Out-of-order execution

In computer engineering, out-of-order execution is a paradigm used in most high-performance central processing units to make use of instruction cycles that would otherwise be wasted. In this paradigm, a processor executes instructions in an order governed by the availability of input data and execution units, rather than by their original order in a program. In doing so, the processor can avoid being idle while waiting for the preceding instruction to complete and can, in the meantime, process the next instructions that are able to run immediately and independently.

History

Out-of-order execution is a restricted form of data flow computation, which was a major research area in computer architecture in the 1970s and early 1980s.
Important academic research in this subject was led by Yale Patt and his HPSm simulator. A paper by James E. Smith and A. R. Pleszkun, published in 1985 completed the scheme by describing how the precise behavior of exceptions could be maintained in out-of-order machines.
Arguably the first machine to use out-of-order execution is the CDC 6600, which uses a scoreboard to resolve conflicts.
About three years later, the IBM System/360 Model 91 introduced Tomasulo's algorithm, which makes full out-of-order execution possible. In 1990, IBM introduced the first out-of-order microprocessor, the POWER1, although out-of-order execution is limited to floating-point instructions.
In 1990s, out-of-order execution became more common, and was featured in the IBM/Motorola PowerPC 601, Fujitsu/HAL SPARC64, Intel Pentium Pro, MIPS R10000, HP PA-8000, AMD K5 and DEC Alpha 21264. Notable exceptions to this trend include the Sun UltraSPARC, HP/Intel Itanium, Intel Atom until Silvermont Architecture, and the IBM POWER6.
The high logical complexity of the out-of-order technique is the reason that it did not reach mainstream machines until the mid-1990s. Many low-end processors meant for cost-sensitive markets still do not use this paradigm due to the large silicon area required for its implementation. Low power usage is another design goal that is harder to achieve with an out-of-order execution design.
A vulnerability in some microprocessor manufacturers' implementations of the out-of-order execution mechanism was reported to the manufacturers on June 1, 2017, but which was not publicized until January 2018, as an exploitable vulnerability that led to millions of vulnerable systems. The vulnerability was named Spectre. A similar vulnerability, Meltdown, which was disclosed at the same time, took advantage of an assumption that some manufacturers had made when loading data into a processor's cache by allowing data to be cached from a privileged security boundary. This resulted in a race condition that could be timed to leak privileged information.

Basic concept

In-order processors

In earlier processors, the processing of instructions is performed in an instruction cycle normally consisting of the following steps:

Instruction fetch.
If input operands are available, the instruction is dispatched to the appropriate functional unit. If one or more operands are unavailable during the current clock cycle, the processor stalls until they are available.
The instruction is executed by the appropriate functional unit.
The functional unit writes the results back to the register file.
Out-of-order processors

This new paradigm breaks up the processing of instructions into these steps:

Instruction fetch.
Instruction dispatch to an instruction queue.
The instruction waits in the queue until its input operands are available. The instruction is then allowed to leave the queue before earlier, than older instructions.
The instruction is issued to the appropriate functional unit and executed by that unit.
The results are queued.
Only after all older instructions have their results written back to the register file, then this result is written back to the register file. This is called the graduation or retire stage.

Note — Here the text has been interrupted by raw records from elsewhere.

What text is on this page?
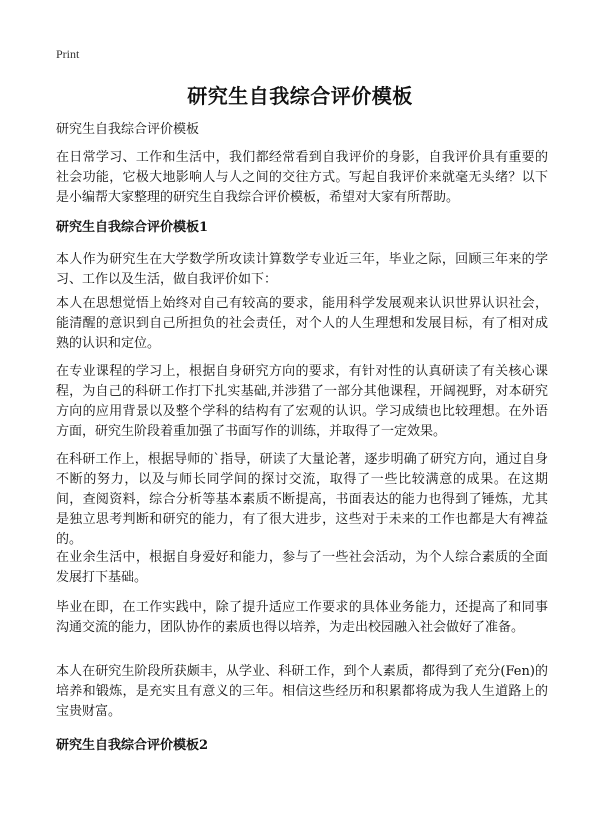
Print
研究生自我综合评价模板
研究生自我综合评价模板
在日常学习、工作和生活中，我们都经常看到自我评价的身影，自我评价具有重要的社会功能，它极大地影响人与人之间的交往方式。写起自我评价来就毫无头绪？以下是小编帮大家整理的研究生自我综合评价模板，希望对大家有所帮助。
研究生自我综合评价模板1
本人作为研究生在大学数学所攻读计算数学专业近三年，毕业之际，回顾三年来的学习、工作以及生活，做自我评价如下：
本人在思想觉悟上始终对自己有较高的要求，能用科学发展观来认识世界认识社会，能清醒的意识到自己所担负的社会责任，对个人的人生理想和发展目标，有了相对成熟的认识和定位。
在专业课程的学习上，根据自身研究方向的要求，有针对性的认真研读了有关核心课程，为自己的科研工作打下扎实基础,并涉猎了一部分其他课程，开阔视野，对本研究方向的应用背景以及整个学科的结构有了宏观的认识。学习成绩也比较理想。在外语方面，研究生阶段着重加强了书面写作的训练，并取得了一定效果。
在科研工作上，根据导师的`指导，研读了大量论著，逐步明确了研究方向，通过自身不断的努力，以及与师长同学间的探讨交流，取得了一些比较满意的成果。在这期间，查阅资料，综合分析等基本素质不断提高，书面表达的能力也得到了锤炼，尤其是独立思考判断和研究的能力，有了很大进步，这些对于未来的工作也都是大有裨益的。
在业余生活中，根据自身爱好和能力，参与了一些社会活动，为个人综合素质的全面发展打下基础。
毕业在即，在工作实践中，除了提升适应工作要求的具体业务能力，还提高了和同事沟通交流的能力，团队协作的素质也得以培养，为走出校园融入社会做好了准备。
本人在研究生阶段所获颇丰，从学业、科研工作，到个人素质，都得到了充分(Fen)的培养和锻炼，是充实且有意义的三年。相信这些经历和积累都将成为我人生道路上的宝贵财富。
研究生自我综合评价模板2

The key concept of OoOE processing is to allow the processor to avoid a class of stalls that occur when the data needed to perform an operation are unavailable. In the outline above, the OoOE processor avoids the stall that occurs in step of the in-order processor when the instruction is not completely ready to be processed due to missing data.
OoOE processors fill these "slots" in time with other instructions that are ready, then re-order the results at the end to make it appear that the instructions were processed as normal. The way the instructions are ordered in the original computer code is known as program order, in the processor they are handled in data order, the order in which the data, operands, become available in the processor's registers. Fairly complex circuitry is needed to convert from one ordering to the other and maintain a logical ordering of the output; the processor itself runs the instructions in seemingly random order.
The benefit of OoOE processing grows as the instruction pipeline deepens and the speed difference between main memory and the processor widens. On modern machines, the processor runs many times faster than the memory, so during the time an in-order processor spends waiting for data to arrive, it could have processed a large number of instructions.

Dispatch and issue decoupling allows out-of-order issue

One of the differences created by the new paradigm is the creation of queues that allows the dispatch step to be decoupled from the issue step and the graduation stage to be decoupled from the execute stage. An early name for the paradigm was decoupled architecture. In the earlier in-order processors, these stages operated in a fairly lock-step, pipelined fashion.
The instructions of the program may not be run in the correct order, as long as the end result is correct. It separates the fetch and decode stages from the execute stage in a pipelined processor by using a buffer.
The buffer's purpose is to partition the memory access and execute functions in a computer program and achieve high-performance by exploiting the fine-grain parallelism between the two. In doing so, it effectively hides all memory latency from the processor's perspective.
A larger buffer can, in theory, increase throughput. However, if the processor has a branch misprediction then the entire buffer may need to be flushed, wasting a lot of clock cycles and reducing the effectiveness. Furthermore, larger buffers create more heat and use more die space. For this reason processor designers today favour a multi-threaded design approach.
Decoupled architectures are generally thought of as not useful for general purpose computing as they do not handle control intensive code well. Control intensive code include such things as nested branches that occur frequently in operating system kernels. Decoupled architectures play an important role in scheduling in very long instruction word architectures.
To avoid false operand dependencies, which would decrease the frequency when instructions could be issued out of order, a technique called register renaming is used. In this scheme, there are more physical registers than defined by the architecture. The physical registers are tagged so that multiple versions of the same architectural register can exist at the same time.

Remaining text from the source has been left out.